E é neste contexto que tenho encontrado caminhos para realizar novas peguntas. As respostas sempre dependerão das perguntas e, para encontrar novas respostas, é preciso perguntar sempre de um modo diferente.
Por isso, a resposta para a pergunta do Caput é, na verdade, uma oportunidade de se fazer novas peguntas. A teoria musical é importante? Qual teoria musical? Quando? De quem, com quem, para quem? Por quê? Para quê? Como? Quando? Onde?

A partir destas perguntas – e outras tantas possíveis – certamente a resposta para a questão proposta – e para qualquer outra – será muito mais segura e provocadora de desdobramentos filosóficos e de ações concretas muito potentes, pois que carregadas de verdade! Eis outro ponto: não tenhamos medo de falar em “verdade” ou a partir de outras perspectivas metafísicas que por muito tempo e ainda hoje se buscou fugir como tabu.
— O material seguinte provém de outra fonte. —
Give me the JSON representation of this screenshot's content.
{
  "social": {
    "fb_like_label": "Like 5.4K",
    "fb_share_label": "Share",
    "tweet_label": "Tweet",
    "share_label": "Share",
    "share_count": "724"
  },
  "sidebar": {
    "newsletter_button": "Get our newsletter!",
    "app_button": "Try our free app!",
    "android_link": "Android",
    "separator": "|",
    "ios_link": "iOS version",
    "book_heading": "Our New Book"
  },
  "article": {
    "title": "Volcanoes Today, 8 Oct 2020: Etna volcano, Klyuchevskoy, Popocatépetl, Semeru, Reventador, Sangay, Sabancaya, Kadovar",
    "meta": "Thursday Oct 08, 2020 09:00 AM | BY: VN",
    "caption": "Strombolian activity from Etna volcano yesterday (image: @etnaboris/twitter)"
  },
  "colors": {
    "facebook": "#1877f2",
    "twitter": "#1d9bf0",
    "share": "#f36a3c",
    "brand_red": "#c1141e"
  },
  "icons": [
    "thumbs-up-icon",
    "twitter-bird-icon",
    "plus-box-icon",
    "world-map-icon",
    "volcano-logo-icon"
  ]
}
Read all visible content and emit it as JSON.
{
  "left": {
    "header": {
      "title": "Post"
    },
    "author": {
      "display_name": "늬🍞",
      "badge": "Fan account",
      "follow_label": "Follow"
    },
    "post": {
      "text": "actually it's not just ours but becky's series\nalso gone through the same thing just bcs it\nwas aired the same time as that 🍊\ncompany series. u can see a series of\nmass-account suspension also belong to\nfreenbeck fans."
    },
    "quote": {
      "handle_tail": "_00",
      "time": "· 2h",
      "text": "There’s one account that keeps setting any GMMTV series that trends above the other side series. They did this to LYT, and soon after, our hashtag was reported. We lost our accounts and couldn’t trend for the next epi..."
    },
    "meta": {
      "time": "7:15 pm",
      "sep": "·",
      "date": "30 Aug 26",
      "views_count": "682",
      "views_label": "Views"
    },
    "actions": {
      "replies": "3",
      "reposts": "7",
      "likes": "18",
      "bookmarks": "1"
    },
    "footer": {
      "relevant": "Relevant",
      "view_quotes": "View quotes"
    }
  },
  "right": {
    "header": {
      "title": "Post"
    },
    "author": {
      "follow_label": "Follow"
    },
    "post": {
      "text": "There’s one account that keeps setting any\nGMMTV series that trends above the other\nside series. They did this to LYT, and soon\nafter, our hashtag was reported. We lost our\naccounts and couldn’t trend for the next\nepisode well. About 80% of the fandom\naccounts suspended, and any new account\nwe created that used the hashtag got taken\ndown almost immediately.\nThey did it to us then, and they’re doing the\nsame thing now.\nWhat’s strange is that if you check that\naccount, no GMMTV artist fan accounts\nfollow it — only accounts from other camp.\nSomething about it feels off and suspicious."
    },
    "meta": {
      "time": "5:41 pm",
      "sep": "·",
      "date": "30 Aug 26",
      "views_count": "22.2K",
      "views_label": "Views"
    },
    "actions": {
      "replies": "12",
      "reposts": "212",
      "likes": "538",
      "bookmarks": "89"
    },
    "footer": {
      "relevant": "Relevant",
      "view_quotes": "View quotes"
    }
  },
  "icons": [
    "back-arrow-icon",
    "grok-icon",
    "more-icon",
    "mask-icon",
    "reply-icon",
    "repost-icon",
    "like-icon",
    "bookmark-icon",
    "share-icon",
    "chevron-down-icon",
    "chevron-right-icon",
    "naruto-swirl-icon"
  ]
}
Não há fato mais cabal de que toda metodologia se aporta em um pressuposto fundacional teleológico e, portanto, metafísico. Um “para quê” é sempre movido de um “por quê”. Mas volto ao tema.

Tudo isso pra dizer que a teoria musical tem sua importância e seu lugar e é mais uma “forma de música” (parafraseando o conceito de “forma de vida”, do filósofo Wittgenstein). Generalizando, “teoria” é tudo aquilo que surge da prática e que impressionantemente pode modificá-la, re-significá-la. Mais especificamente, a teoria musical na sua acepção mais corriqueira é aquela que trata dos elementos básicos da música, cunhados numa perspectiva ocidental. E o ocidente, do ponto de vista filosófico, é afeito ao – e também “feito” a partir do logos, da palavra.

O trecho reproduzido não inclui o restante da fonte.